Cette thèse explore les effets durables des opérations médicales humanitaires temporaires récurrentes à travers des recherches ethnographiques dans les communautés, les établissements cliniques, les organisations d'aide non gouvernementales et les bureaucraties gouvernementales dans la région nord de Somali en Éthiopie. Premièrement, l'auteur a découvert que l'aide médicale humanitaire a modifié les expériences subjectives et les attentes des personnes en matière de biomédecine, de possession spirituelle, de santé et de guérison. Les cultures populaires en matière de santé et les conceptions de la « biomédecine » ainsi que de la « médecine traditionnelle » étaient en train de changer, en partie à cause des expositions répétées aux opérations de secours. Deuxièmement, l'auteur a documenté de nouvelles formations sociales pour faire face à l'aide récurrente : de nouvelles relations de travail pour permettre un travail temporaire avec des ONG internationales ; de nouvelles migrations médicales pour accéder à des soins comparables et à des produits médicaux étrangers dans des hôpitaux privés éloignés ; et des économies extra-légales transnationales de la médecine pour combler les lacunes en matière de soins. Troisièmement, un ensemble de récits racialisés ont émergé dans les interstices de l’aide qui mettent en garde contre les mauvaises pratiques et les abus de la part de cliniciens éthiopiens non somaliens.
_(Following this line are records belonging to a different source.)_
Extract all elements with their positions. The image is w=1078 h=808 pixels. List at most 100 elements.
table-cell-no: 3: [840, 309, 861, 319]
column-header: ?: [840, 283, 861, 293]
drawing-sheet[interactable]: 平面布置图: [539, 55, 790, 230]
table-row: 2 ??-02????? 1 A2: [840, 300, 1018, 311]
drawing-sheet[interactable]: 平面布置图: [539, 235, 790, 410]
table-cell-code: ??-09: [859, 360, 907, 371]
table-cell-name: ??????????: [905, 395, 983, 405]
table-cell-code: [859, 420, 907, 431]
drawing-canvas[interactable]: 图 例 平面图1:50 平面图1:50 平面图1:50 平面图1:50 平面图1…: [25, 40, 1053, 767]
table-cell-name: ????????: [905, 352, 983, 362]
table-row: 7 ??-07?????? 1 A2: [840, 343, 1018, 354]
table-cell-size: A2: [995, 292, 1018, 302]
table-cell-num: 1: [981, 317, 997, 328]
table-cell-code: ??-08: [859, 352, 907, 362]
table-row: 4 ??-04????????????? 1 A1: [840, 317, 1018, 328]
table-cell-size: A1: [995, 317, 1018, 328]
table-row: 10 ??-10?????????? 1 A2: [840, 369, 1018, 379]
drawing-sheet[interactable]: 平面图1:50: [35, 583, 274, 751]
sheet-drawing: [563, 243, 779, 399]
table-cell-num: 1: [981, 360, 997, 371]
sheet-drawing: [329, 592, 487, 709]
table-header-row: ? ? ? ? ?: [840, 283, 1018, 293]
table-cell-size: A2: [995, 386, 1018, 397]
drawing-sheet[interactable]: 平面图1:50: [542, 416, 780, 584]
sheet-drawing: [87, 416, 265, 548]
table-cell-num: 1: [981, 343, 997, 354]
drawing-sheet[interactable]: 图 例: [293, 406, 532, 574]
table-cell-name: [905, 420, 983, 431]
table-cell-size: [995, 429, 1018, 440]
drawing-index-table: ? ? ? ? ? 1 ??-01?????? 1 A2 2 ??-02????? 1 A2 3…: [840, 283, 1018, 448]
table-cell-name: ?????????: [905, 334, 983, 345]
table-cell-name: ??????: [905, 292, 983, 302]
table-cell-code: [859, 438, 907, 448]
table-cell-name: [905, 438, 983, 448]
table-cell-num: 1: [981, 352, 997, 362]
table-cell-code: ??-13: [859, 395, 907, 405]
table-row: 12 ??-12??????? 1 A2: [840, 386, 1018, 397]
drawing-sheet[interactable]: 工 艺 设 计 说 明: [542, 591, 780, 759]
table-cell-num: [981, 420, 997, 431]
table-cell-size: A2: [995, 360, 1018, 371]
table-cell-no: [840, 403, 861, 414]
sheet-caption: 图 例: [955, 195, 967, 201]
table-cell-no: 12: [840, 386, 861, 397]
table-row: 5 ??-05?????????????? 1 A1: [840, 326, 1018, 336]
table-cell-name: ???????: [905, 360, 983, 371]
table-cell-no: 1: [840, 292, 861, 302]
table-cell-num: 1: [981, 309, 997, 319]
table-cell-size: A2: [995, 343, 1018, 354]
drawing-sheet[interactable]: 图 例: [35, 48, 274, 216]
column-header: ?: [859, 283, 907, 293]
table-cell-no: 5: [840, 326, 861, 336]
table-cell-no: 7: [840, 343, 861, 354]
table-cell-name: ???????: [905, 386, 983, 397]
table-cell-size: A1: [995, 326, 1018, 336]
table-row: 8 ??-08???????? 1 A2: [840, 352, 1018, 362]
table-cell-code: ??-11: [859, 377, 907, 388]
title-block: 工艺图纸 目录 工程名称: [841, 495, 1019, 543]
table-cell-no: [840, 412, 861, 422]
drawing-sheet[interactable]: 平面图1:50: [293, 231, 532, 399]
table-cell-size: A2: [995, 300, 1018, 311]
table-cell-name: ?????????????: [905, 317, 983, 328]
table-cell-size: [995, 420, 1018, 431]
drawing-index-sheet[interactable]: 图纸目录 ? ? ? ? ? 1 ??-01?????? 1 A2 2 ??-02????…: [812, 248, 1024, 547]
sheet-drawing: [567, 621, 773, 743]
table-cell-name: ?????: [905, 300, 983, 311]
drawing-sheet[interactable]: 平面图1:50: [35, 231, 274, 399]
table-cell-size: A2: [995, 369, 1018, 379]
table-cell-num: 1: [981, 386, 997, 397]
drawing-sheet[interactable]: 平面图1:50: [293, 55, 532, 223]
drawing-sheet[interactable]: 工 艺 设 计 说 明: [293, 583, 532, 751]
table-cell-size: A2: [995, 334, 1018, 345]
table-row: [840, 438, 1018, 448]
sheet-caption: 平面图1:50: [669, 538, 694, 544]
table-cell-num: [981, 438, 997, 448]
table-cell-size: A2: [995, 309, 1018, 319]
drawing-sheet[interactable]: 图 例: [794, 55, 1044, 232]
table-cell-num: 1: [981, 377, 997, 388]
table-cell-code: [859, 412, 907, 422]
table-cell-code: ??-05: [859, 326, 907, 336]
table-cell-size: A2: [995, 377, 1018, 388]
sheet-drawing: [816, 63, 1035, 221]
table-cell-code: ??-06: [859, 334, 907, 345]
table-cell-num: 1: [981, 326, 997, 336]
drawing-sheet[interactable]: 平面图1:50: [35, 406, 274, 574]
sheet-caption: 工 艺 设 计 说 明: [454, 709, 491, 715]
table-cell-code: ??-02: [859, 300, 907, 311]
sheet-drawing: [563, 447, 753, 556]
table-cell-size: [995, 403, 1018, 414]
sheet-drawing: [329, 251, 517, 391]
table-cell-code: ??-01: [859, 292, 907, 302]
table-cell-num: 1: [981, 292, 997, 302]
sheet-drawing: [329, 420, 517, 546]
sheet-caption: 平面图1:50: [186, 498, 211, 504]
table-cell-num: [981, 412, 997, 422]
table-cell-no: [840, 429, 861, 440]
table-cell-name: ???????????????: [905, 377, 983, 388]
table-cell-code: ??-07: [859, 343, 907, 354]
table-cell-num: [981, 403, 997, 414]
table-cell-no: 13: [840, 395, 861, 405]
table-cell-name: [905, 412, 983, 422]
De tels discours font écho aux expériences historiques des Somaliens en matière de conflits ethniques avec des groupes éthiopiens ainsi qu'à leur marginalisation contemporaine par rapport aux sources de pouvoir éthiopiennes. Ainsi, même si l’aide vise à améliorer l’accès immédiat aux soins de santé et aux médicaments de base, l’auteur estime qu’elle a également exacerbé l’insécurité médicale. Les expressions discursives de l'insécurité médicale chez les Somaliens du Nord se sont multipliées, paradoxalement parallèlement à des améliorations constantes de leurs indicateurs de santé et de nutrition. Enfin, les interventions sanitaires et humanitaires ont modifié les notions et pratiques locales de citoyenneté. Au cours des dix dernières années, à mesure que l’Éthiopie a décentralisé son système de prestation de soins de santé, l’aide a été progressivement acheminée par l’intermédiaire des institutions de l’État régional somalien. En conséquence, de nombreux Somaliens évoquent désormais les diverses manières dont ils sont de plus en plus interpolés dans la politique régionale, souvent en opposition au gouvernement éthiopien. L’aide humanitaire médicale a façonné les attentes du gouvernement ainsi que de la biomédecine. L’auteur soutient que ces nouvelles formes de citoyenneté sont apparues principalement en raison de la nature intime et profonde des rencontres médicales elles-mêmes. La mission humanitaire étroite consistant à s’occuper de ce que les théoriciens sociaux appellent la « vie nue » des victimes n’est en réalité ni impartiale ni éloignée de la socialité et de la politique. L’aide médicale offre potentiellement des espaces dans lesquels des relations de soins, de confiance et donc des structures de gouvernance réactives peuvent se développer.